UNCLEAR WHETHER HE WAIVED HIS RIGHT TO AN ATTORNEY
Pursuant to a Family Court order, a couple shared “joint legal custody” of their child and alternated weekends when it came to parental access. When the mother later asked for primary physical custody, with the father only having parental access, the dad asked for an adjournment so that he could get an attorney.
When the matter next appeared on the court's calendar, the father appeared without counsel, and the Orange County Family Court proceeded with the hearing without inquiring whether the father was waiving his right to have a lawyer present. After relief was granted in the mother’s favor, an appeal followed.
On its review of the record, the Appellate Division, Second Department, thought it was error for the Family Court to have not asked whether the father was willing to waive his right to counsel.

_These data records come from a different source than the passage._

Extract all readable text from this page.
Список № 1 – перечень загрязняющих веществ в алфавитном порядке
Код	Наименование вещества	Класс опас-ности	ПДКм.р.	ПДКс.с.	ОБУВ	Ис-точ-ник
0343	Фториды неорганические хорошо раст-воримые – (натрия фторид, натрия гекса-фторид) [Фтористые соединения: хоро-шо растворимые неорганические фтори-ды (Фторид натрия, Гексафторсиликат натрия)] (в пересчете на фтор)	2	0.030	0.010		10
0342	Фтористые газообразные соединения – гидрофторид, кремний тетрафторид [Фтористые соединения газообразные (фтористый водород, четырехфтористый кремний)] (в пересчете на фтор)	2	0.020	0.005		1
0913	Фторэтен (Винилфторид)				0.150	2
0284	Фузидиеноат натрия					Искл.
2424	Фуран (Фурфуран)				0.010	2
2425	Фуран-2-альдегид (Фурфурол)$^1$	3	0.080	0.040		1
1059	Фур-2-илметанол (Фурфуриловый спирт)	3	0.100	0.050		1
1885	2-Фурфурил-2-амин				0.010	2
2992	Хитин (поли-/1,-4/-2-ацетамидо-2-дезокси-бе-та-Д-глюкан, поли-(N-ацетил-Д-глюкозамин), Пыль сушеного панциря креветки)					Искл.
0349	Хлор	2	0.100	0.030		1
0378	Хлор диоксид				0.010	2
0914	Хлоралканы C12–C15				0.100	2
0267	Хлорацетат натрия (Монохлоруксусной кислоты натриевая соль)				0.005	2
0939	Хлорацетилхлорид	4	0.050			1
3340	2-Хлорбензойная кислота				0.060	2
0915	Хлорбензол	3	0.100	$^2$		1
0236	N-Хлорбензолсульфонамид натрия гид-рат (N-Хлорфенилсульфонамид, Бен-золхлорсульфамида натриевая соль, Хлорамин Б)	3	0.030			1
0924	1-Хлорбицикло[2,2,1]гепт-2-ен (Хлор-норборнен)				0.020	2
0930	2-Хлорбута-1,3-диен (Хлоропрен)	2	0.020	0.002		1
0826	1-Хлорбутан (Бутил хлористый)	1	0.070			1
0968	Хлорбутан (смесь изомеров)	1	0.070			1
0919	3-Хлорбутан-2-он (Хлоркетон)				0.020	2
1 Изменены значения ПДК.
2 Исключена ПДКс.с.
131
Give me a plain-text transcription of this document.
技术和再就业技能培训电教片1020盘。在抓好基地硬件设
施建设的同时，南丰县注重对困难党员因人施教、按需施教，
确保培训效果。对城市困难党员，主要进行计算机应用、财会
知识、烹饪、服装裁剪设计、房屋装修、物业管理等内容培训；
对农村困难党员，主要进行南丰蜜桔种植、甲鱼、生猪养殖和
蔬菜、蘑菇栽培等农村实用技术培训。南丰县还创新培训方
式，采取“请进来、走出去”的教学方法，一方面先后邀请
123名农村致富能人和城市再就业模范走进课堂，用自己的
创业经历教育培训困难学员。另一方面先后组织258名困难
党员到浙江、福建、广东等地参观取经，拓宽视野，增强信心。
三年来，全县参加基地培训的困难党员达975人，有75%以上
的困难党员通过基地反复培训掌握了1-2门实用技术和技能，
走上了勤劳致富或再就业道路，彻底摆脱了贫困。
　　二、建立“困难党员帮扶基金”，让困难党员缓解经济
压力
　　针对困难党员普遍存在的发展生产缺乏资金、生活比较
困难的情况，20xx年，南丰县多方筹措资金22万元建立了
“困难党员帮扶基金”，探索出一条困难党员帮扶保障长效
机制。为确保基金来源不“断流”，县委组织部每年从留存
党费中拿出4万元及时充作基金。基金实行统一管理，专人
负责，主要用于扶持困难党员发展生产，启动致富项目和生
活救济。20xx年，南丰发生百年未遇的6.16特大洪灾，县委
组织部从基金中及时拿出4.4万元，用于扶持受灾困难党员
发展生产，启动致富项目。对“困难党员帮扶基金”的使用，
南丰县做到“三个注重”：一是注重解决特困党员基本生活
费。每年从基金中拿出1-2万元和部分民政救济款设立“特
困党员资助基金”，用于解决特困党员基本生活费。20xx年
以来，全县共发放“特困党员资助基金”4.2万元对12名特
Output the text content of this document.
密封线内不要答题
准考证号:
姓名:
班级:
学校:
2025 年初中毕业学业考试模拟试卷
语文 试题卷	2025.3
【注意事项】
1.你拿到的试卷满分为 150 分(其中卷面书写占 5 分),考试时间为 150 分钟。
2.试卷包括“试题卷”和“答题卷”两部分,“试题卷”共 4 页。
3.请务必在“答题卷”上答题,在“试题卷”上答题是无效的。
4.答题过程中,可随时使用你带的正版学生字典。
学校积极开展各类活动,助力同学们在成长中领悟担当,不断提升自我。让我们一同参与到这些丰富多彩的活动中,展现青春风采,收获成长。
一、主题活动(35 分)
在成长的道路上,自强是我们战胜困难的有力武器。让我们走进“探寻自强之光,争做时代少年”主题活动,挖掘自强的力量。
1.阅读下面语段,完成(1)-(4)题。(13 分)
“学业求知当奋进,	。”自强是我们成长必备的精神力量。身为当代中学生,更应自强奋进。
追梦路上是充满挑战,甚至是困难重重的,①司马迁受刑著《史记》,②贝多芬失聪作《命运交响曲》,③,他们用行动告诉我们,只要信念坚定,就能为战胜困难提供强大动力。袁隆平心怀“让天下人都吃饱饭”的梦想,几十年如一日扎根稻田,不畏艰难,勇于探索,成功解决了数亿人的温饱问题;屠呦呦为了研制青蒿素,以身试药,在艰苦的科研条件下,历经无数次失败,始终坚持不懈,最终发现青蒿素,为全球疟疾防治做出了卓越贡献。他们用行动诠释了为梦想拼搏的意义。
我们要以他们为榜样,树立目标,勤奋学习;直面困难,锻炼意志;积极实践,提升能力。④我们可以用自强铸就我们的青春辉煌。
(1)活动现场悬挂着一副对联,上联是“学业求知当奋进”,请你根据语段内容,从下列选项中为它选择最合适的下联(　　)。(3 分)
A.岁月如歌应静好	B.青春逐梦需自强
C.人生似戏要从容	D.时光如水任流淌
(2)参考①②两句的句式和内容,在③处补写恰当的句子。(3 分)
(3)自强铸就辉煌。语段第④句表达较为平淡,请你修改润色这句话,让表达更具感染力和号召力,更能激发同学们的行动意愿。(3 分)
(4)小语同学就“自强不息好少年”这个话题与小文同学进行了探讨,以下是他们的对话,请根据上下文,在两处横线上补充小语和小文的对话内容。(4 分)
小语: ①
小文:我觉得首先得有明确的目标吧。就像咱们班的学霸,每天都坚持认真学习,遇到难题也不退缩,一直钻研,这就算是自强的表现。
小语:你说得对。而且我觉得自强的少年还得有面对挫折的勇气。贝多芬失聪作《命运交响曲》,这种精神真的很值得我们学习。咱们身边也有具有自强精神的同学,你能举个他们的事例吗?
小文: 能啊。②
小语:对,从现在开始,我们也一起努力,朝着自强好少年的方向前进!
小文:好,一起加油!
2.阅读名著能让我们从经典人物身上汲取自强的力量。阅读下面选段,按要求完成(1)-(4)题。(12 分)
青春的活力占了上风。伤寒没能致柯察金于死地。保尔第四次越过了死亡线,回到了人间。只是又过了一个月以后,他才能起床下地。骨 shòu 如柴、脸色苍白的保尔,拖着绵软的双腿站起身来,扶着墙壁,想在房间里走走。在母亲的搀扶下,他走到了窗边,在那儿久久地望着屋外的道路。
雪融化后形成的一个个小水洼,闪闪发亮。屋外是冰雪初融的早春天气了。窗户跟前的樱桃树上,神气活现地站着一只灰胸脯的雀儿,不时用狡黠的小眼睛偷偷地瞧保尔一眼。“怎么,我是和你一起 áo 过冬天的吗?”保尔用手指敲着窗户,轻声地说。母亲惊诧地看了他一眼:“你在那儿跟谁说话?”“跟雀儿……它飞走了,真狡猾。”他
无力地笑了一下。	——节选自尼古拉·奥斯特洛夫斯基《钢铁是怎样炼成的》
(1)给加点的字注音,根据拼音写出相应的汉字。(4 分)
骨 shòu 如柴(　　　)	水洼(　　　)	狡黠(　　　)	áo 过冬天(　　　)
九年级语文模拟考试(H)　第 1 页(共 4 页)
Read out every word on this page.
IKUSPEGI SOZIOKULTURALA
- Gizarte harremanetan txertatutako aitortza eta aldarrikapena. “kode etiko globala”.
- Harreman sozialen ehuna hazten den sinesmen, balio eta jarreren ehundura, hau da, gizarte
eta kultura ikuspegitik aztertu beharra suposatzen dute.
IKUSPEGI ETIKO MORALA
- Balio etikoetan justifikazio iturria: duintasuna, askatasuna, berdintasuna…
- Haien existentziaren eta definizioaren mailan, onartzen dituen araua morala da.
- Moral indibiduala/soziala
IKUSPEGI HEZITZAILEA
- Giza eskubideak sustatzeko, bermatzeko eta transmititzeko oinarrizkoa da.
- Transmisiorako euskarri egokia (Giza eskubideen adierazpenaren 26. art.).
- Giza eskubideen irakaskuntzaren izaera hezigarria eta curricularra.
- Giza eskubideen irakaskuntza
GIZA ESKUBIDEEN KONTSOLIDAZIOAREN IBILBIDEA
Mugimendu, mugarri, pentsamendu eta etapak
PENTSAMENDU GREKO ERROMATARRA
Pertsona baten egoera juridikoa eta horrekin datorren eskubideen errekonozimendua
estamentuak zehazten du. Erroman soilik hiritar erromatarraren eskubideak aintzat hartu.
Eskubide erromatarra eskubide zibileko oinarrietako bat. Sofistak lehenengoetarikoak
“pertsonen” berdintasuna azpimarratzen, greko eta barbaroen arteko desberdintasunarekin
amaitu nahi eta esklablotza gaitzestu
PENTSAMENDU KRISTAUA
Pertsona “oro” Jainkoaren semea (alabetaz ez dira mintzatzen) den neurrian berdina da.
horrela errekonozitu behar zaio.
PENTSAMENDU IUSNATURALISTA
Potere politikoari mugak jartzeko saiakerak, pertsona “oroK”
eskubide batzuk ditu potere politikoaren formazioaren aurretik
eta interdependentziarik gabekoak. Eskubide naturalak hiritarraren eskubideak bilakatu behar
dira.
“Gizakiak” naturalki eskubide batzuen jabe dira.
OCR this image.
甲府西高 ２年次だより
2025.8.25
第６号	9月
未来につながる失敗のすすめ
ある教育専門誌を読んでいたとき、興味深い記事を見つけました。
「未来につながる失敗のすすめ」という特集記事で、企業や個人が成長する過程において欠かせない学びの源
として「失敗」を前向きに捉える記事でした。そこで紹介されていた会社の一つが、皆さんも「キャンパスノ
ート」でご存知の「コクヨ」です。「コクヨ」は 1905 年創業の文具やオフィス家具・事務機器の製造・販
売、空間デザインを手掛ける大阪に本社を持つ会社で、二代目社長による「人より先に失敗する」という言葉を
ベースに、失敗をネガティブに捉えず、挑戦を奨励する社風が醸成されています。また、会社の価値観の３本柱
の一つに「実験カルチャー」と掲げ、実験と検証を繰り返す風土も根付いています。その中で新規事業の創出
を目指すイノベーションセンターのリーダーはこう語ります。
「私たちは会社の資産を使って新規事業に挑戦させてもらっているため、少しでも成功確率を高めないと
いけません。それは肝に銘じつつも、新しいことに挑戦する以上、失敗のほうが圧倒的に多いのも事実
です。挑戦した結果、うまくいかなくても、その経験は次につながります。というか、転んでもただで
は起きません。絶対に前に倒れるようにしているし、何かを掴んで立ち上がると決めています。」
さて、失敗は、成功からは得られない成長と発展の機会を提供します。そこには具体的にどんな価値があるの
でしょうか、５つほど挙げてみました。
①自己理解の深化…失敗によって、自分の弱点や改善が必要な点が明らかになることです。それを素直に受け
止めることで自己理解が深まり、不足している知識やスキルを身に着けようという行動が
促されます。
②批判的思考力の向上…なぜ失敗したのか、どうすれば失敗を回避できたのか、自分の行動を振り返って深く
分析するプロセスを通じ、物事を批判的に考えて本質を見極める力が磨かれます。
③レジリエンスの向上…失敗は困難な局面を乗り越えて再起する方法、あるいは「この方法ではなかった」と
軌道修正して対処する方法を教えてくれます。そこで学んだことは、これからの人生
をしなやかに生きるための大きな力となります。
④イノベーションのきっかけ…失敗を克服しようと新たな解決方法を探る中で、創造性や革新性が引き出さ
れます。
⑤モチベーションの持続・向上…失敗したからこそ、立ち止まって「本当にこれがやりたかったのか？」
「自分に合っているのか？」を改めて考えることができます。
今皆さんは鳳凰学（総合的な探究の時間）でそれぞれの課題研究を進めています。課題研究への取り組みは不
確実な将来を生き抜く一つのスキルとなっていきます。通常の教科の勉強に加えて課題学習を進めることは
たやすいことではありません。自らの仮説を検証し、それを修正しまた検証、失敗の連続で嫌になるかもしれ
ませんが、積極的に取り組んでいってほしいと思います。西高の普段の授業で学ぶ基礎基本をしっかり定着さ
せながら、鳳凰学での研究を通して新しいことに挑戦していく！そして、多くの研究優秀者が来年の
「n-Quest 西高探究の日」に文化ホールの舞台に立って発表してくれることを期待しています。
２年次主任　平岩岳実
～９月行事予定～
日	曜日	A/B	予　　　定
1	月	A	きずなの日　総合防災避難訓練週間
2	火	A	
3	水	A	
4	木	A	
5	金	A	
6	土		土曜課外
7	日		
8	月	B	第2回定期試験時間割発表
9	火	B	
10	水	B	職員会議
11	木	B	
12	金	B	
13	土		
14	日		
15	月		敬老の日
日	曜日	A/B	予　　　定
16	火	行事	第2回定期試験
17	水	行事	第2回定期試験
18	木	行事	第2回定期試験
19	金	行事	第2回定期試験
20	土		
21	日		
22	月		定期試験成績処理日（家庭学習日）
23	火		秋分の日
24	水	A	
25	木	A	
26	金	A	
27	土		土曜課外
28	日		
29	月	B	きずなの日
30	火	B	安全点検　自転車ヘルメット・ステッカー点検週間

As the AD2 noted:
“The father, as a respondent in a proceeding pursuant to Family Court Act article 6, had the right to be represented by counsel …. A party may waive that right and proceed without counsel provided he or she makes a knowing, voluntary, and intelligent waiver of the right to counsel’ …. ‘[T]o determine whether a party has validly waived the right to counsel, a court must conduct a searching inquiry to ensure that the waiver has been made knowingly, voluntarily, and intelligently.’”
Since that inquiry was not undertaken, the AD2 reversed and sent the matter back for a new hearing on the mother’s request.
Who will take custody of that mistake?